L’indélicatesse du ministre Fiatuwo Séssenou
La réalisation des projets au Togo est devenue une occasion rêvée pour certains commis de l’Etat de s’enrichir. Ainsi les responsables des sociétés en charge des travaux sont régulièrement harcelés par les ministres ou leurs proches qui exigent parfois à coup de chantage des faveurs. Profitant de l’impunité qui règne dans le pays, certains ministres sont passés expert en matière de retro commission. L’entreprise EIFFAGE GC/GER n’a pas été épargnée durant la durée des travaux par ces pratiques. La cérémonie de réception des travaux du 4è lac a été une fois de plus l’occasion pour le ministre de l’urbanisme de l’habitat et du cadre de vie de racketter les responsables de la société qui a eu en charge les travaux. Alors que les travaux sont encore inachevés ou mal exécutés avec l’abandon des caniveaux dans le quartier Anfamé avec tous les risques pour les riverains, pendant que certaines composantes de ce projet notamment le pavage des voies autour du Lac, le sieur Fiatuwoo Sessenou Kwadjo a échafaudé un budget de quarante-sept millions neuf cent vingt-cinq mille neuf cent francs ( 47 925 900 f cfa ) pour la cérémonie d’inauguration qui s’est déroulé hier.
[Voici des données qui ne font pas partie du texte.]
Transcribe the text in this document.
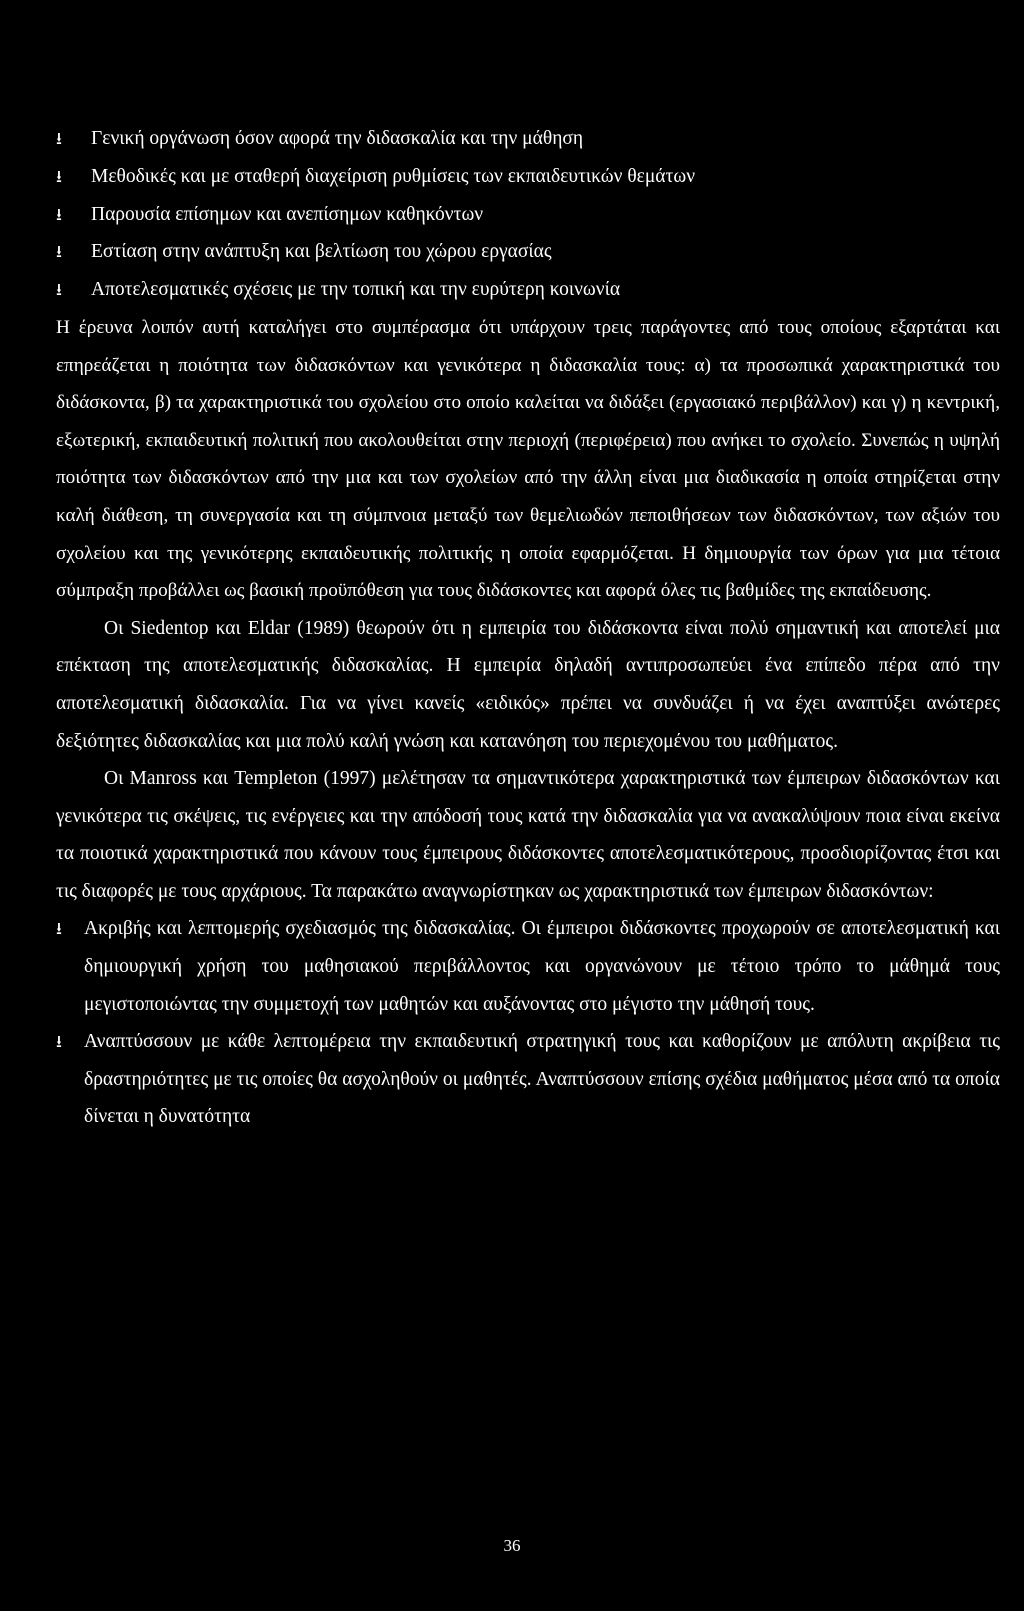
⭳	Γενική οργάνωση όσον αφορά την διδασκαλία και την μάθηση
⭳	Μεθοδικές και με σταθερή διαχείριση ρυθμίσεις των εκπαιδευτικών θεμάτων
⭳	Παρουσία επίσημων και ανεπίσημων καθηκόντων
⭳	Εστίαση στην ανάπτυξη και βελτίωση του χώρου εργασίας
⭳	Αποτελεσματικές σχέσεις με την τοπική και την ευρύτερη κοινωνία

Η έρευνα λοιπόν αυτή καταλήγει στο συμπέρασμα ότι υπάρχουν τρεις παράγοντες από τους οποίους εξαρτάται και επηρεάζεται η ποιότητα των διδασκόντων και γενικότερα η διδασκαλία τους: α) τα προσωπικά χαρακτηριστικά του διδάσκοντα, β) τα χαρακτηριστικά του σχολείου στο οποίο καλείται να διδάξει (εργασιακό περιβάλλον) και γ) η κεντρική, εξωτερική, εκπαιδευτική πολιτική που ακολουθείται στην περιοχή (περιφέρεια) που ανήκει το σχολείο. Συνεπώς η υψηλή ποιότητα των διδασκόντων από την μια και των σχολείων από την άλλη είναι μια διαδικασία η οποία στηρίζεται στην καλή διάθεση, τη συνεργασία και τη σύμπνοια μεταξύ των θεμελιωδών πεποιθήσεων των διδασκόντων, των αξιών του σχολείου και της γενικότερης εκπαιδευτικής πολιτικής η οποία εφαρμόζεται. Η δημιουργία των όρων για μια τέτοια σύμπραξη προβάλλει ως βασική προϋπόθεση για τους διδάσκοντες και αφορά όλες τις βαθμίδες της εκπαίδευσης.

Οι Siedentop και Eldar (1989) θεωρούν ότι η εμπειρία του διδάσκοντα είναι πολύ σημαντική και αποτελεί μια επέκταση της αποτελεσματικής διδασκαλίας. Η εμπειρία δηλαδή αντιπροσωπεύει ένα επίπεδο πέρα από την αποτελεσματική διδασκαλία. Για να γίνει κανείς «ειδικός» πρέπει να συνδυάζει ή να έχει αναπτύξει ανώτερες δεξιότητες διδασκαλίας και μια πολύ καλή γνώση και κατανόηση του περιεχομένου του μαθήματος.

Οι Manross και Templeton (1997) μελέτησαν τα σημαντικότερα χαρακτηριστικά των έμπειρων διδασκόντων και γενικότερα τις σκέψεις, τις ενέργειες και την απόδοσή τους κατά την διδασκαλία για να ανακαλύψουν ποια είναι εκείνα τα ποιοτικά χαρακτηριστικά που κάνουν τους έμπειρους διδάσκοντες αποτελεσματικότερους, προσδιορίζοντας έτσι και τις διαφορές με τους αρχάριους. Τα παρακάτω αναγνωρίστηκαν ως χαρακτηριστικά των έμπειρων διδασκόντων:

⭳	Ακριβής και λεπτομερής σχεδιασμός της διδασκαλίας. Οι έμπειροι διδάσκοντες προχωρούν σε αποτελεσματική και δημιουργική χρήση του μαθησιακού περιβάλλοντος και οργανώνουν με τέτοιο τρόπο το μάθημά τους μεγιστοποιώντας την συμμετοχή των μαθητών και αυξάνοντας στο μέγιστο την μάθησή τους.
⭳	Αναπτύσσουν με κάθε λεπτομέρεια την εκπαιδευτική στρατηγική τους και καθορίζουν με απόλυτη ακρίβεια τις δραστηριότητες με τις οποίες θα ασχοληθούν οι μαθητές. Αναπτύσσουν επίσης σχέδια μαθήματος μέσα από τα οποία δίνεται η δυνατότητα
36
Dans un courrier adressé à EIFFAGE dont nous avons réussi à avoir copie, l’indélicat ministre a sollicité de ladite société qui a exécuté les travaux une contribution de vingt millions vingt-deux mille quatre cents (20 022 400) Cfa « pour financer les actions définies dans le cadre estimatif ci-joint ». (Lire le budget).
Plusieurs sources renseignent qu’il avait soumis au préalable un budget de 43 000 000 Fcfa en prenant soin de demandé à EIFFAGE une contribution de 40 000 000 (40 millions). Les responsables de la société ont refusé d’affecter ce montant trop élevé ce qui a contraint le ministre à revoir des prétentions à la baisse voire de moitié. A l’analyse de ce budget, on peut facilement s’apercevoir que des lignes affectées à certaines rubriques sont simplement gonflées. Une forte odeur de surfacturation qui ne dit pas son nom. Et pourtant les travaux au niveau du drainage et des caniveaux ne sont pas encore achevés.
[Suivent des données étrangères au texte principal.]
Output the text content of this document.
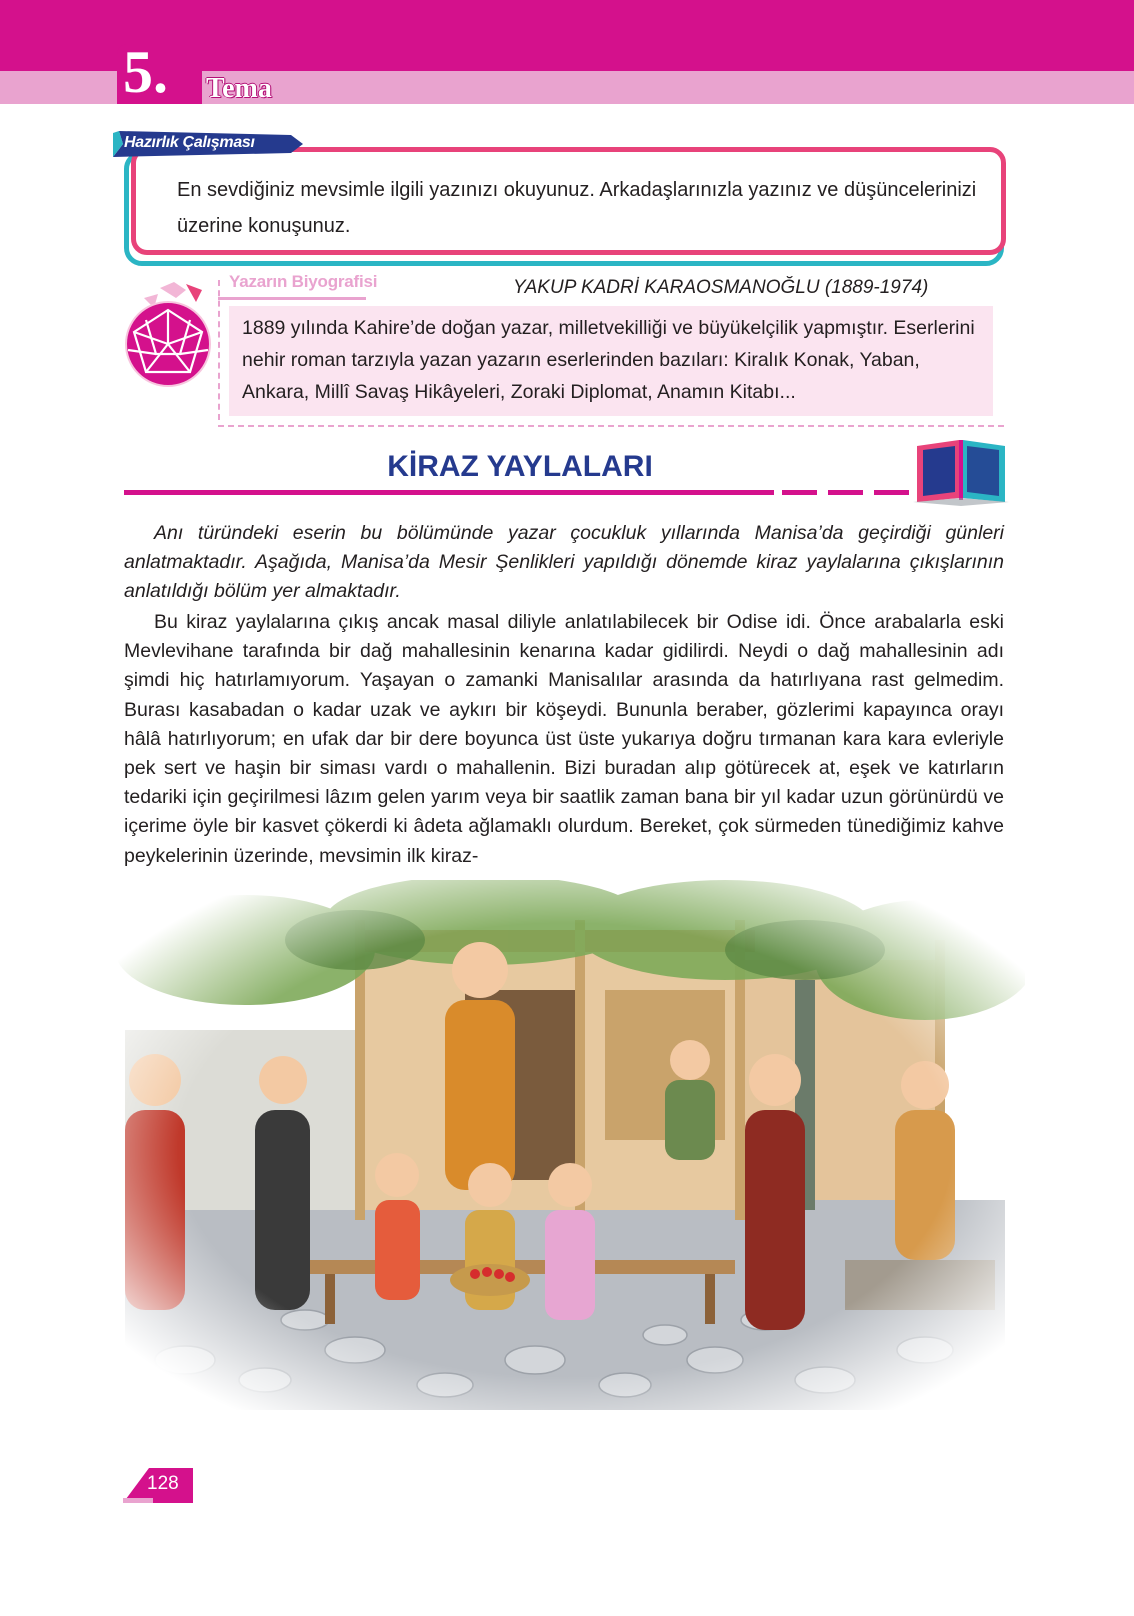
5. Tema
Hazırlık Çalışması
En sevdiğiniz mevsimle ilgili yazınızı okuyunuz. Arkadaşlarınızla yazınız ve düşüncelerinizi üzerine konuşunuz.
Yazarın Biyografisi	YAKUP KADRİ KARAOSMANOĞLU (1889-1974)
1889 yılında Kahire’de doğan yazar, milletvekilliği ve büyükelçilik yapmıştır. Eserlerini nehir roman tarzıyla yazan yazarın eserlerinden bazıları: Kiralık Konak, Yaban, Ankara, Millî Savaş Hikâyeleri, Zoraki Diplomat, Anamın Kitabı...
KİRAZ YAYLALARI
Anı türündeki eserin bu bölümünde yazar çocukluk yıllarında Manisa’da geçirdiği günleri anlatmaktadır. Aşağıda, Manisa’da Mesir Şenlikleri yapıldığı dönemde kiraz yaylalarına çıkışlarının anlatıldığı bölüm yer almaktadır.
Bu kiraz yaylalarına çıkış ancak masal diliyle anlatılabilecek bir Odise idi. Önce arabalarla eski Mevlevihane tarafında bir dağ mahallesinin kenarına kadar gidilirdi. Neydi o dağ mahallesinin adı şimdi hiç hatırlamıyorum. Yaşayan o zamanki Manisalılar arasında da hatırlıyana rast gelmedim. Burası kasabadan o kadar uzak ve aykırı bir köşeydi. Bununla beraber, gözlerimi kapayınca orayı hâlâ hatırlıyorum; en ufak dar bir dere boyunca üst üste yukarıya doğru tırmanan kara kara evleriyle pek sert ve haşin bir siması vardı o mahallenin. Bizi buradan alıp götürecek at, eşek ve katırların tedariki için geçirilmesi lâzım gelen yarım veya bir saatlik zaman bana bir yıl kadar uzun görünürdü ve içerime öyle bir kasvet çökerdi ki âdeta ağlamaklı olurdum. Bereket, çok sürmeden tünediğimiz kahve peykelerinin üzerinde, mevsimin ilk kiraz-
128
Dans un pays en déconfiture totale, les 47 925 900 F CFA gaspillé pour une cérémonie qui n’a même pas durée plus d’une heure aurait servi soit à paver les rues autour du lac, à boucher les caniveaux laissés à l’abandon dans le quartier Anfamé et Zorro-bar ou à construire au moins deux bâtiments de salle de classe ou des forages dans les localités dépourvues d’eau potable. Les inaugurations ou pose de première pierre d’ouvrage sont devenu un véritable business pour des ministres véreux et leurs amis qui en profitent pour se remplir les poches. Une analyse minutieuse du fameux budget du sieur Fiatuwoo Kwadjo Sessenou permet à n’importe qui de se rendre compte qu’à la fin ce ministre n’aura même pas à dépenser la moitié des fonds tant les rubriques sont les unes aussi fantaisistes que les autres.
Si pour une simple cérémonie de réception on doit louer un tapis rouge ou dépenser plus de 2 500 000f cfa pour les sandwiches et les canettes, nous sommes alors retourné à l’époque où un certain Yao KunaléEklo facturait Ablo 2 millions et le piment 4 millions à Gnassingbé Eyadema dans ce qui était devenu la plus grande dépravation au Togo c’est-à-dire l’animation politique. Voilà avec preuve à l’appui comment on organise la gabegie au sommet de l’Etat avec les inaugurations futiles mais onéreuses où des sommets internationaux qui vident les caisses du Trésor public au profit d’un groupuscule d’individus véreux. Il faudra un jour au nom de la lutte contre l’impunité si cette expression a encore une valeur sous ce régime mettre fin à ces pratiques et punir les auteurs.